One of the United States’ most wanted terrorists and a senior member of a group with strong ties to al-Qaida appeared in the Afghan capital of Kabul late last week.
Khalil al-Rahman Haqqani, who currently has a $5 million bounty on his head for his links to al-Qaida terrorist operations, was seen leading a crowd of worshippers through prayers at Pul-i Khishti mosque in Kabul's old city on Friday.
Khalil is a prominent figure in the Haqqani Network, a militant organisation allied with both the Afghan Taliban and al-Qaida that has been described as the most lethal insurgent group targeting Coalition and Afghan forces in Afghanistan. His nephew is Sirajuddin Haqqani, the leader of the Haqqani Network and a Specially Designated Global Terrorist in the eyes of the U.S. Department of State, who has a $10 million bounty on his head.
The presence of representatives from the notorious group, which has a reputation for ruthlessness and has been accused of some of the most deadly militant attacks in Afghanistan, has rankled fears that the Taliban will be no less brutal in their governance of the country than when they were last in power, between 1996 and 2001. During that time, the Taliban ruled a reign of terror with rife human rights abuses, due to their strict interpretation of Sharia law.
Hours before the Taliban declared the formation of an Islamic Emirate of Afghanistan on Thursday, Khalil and his entourage met with Abdullah Abdullah, the main peace envoy in the ousted government, who later indicated publicly that Khalil had been put in charge of security in Kabul – a move that retired senior British diplomat Ivor Roberts described to Voice of America as akin to a “fox being put in charge of a chicken coop.” Another key leader of the Haqqani Network, Anas Haqqani, also met with Abdullah in Kabul last week alongside a Taliban commander.
Other jihadist leaders and senior Taliban chiefs, including co-founder Mullah Abdul Ghani Baradar, have started appearing in the Afghan capital in recent days as the extremist group works on establishing a new and “inclusive” government.
The presence of individuals from the Haqqani Network, however, also raises the prospect of foreign jihadist groups like al-Qaida being welcomed back into Afghanistan, in direct contravention of promises made by Taliban leaders last year to “not allow any of its members, other individuals or groups, including al-Qaida, to use the soil of Afghanistan to threaten the security of the United States and its allies.”
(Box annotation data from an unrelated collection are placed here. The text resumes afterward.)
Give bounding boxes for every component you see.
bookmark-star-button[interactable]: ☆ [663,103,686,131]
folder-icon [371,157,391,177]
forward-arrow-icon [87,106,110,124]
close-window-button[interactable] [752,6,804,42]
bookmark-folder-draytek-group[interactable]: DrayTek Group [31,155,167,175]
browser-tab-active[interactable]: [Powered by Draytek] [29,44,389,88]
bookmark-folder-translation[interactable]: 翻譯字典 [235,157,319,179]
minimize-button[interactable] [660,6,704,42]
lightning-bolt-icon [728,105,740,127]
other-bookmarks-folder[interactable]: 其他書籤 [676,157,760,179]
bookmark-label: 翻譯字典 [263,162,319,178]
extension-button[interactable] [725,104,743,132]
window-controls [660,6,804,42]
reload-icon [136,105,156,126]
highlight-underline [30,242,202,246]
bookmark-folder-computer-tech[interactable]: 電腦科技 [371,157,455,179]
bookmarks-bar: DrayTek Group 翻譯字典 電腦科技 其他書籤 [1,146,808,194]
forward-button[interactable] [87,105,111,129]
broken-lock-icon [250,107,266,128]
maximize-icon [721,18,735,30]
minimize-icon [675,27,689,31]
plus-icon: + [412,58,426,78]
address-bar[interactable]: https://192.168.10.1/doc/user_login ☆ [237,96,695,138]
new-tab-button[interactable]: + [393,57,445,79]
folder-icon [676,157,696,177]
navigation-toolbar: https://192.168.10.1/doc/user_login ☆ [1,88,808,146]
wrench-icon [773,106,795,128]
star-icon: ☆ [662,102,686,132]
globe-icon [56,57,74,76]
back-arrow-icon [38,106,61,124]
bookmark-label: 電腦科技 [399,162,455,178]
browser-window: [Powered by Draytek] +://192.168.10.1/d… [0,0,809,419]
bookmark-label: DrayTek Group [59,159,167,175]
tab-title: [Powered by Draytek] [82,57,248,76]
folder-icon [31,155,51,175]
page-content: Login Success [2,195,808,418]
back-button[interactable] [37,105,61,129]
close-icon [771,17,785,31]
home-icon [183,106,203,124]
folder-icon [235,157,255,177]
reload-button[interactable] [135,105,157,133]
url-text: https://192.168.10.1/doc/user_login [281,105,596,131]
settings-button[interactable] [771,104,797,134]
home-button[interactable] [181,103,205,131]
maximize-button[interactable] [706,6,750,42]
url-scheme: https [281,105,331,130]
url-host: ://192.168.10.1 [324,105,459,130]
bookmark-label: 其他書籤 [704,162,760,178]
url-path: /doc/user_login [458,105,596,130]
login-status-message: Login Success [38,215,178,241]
A report from the United Nations Security Council in June stated that the Haqqani Network “is the primary liaison between the Taliban and al-Qaida,” and that “Within the Taliban structure, the [group] remains the Taliban’s most combat-ready forces.” The groups’ appearance in Kabul has thus dented confidence in the Taliban’s claims of embracing a more moderate style of leadership.
“I thought from the PR point of view, the Taliban was being a bit smarter than that,” Roberts told Voice of America. “Instead, they're putting forward the worst elements of their loose coalition, which sends a terrible signal to women, girls and civil society. And I think it increases the possibility of Afghanistan becoming a breeding ground for international terrorism again.”
Afghan officials familiar with the talks being held in Kabul said that the Taliban won't make announcements on the government until August 31, which is the deadline for the foreign troop withdrawal, Al Jazeera reported. One unnamed Taliban official told Reuters that while the new government structure would not be a democracy by Western definitions, “it will protect everyone’s rights.”
Meanwhile, as its leaders hold talks in the capital, the Taliban claim to have deployed “hundreds” of armed fighters north to the mountainous Panjshir Valley, one of the few parts of Afghanistan not yet controlled by the group and a stronghold of the Northern Alliance, a resistance militia that is taking up arms in defiance of the Taliban.
“Hundreds of Mujahideen of the Islamic Emirate are heading towards the state of Panjshir to control it, after local state officials refused to hand it over peacefully,” the Taliban wrote on its Arabic Twitter account on Sunday. Ahmad Massoud, the leader of the Northern Alliance, told Reuters that while he hoped to hold talks peacefully with the Taliban, his forces were ready to fight.
“We want to make the Taliban realise that the only way forward is through negotiation,” he said. “We do not want a war to break out.”
Speaking of his supporters, however – a band of resistance fighters made up from the remnants of regular army units and special forces as well as local militia fighters – Massoud said “They want to defend, they want to fight, they want to resist against any totalitarian regime.”
“There are many other people from many other provinces who are seeking refuge in the Panjshir valley who are standing with us and who do not want to accept another identity for Afghanistan.”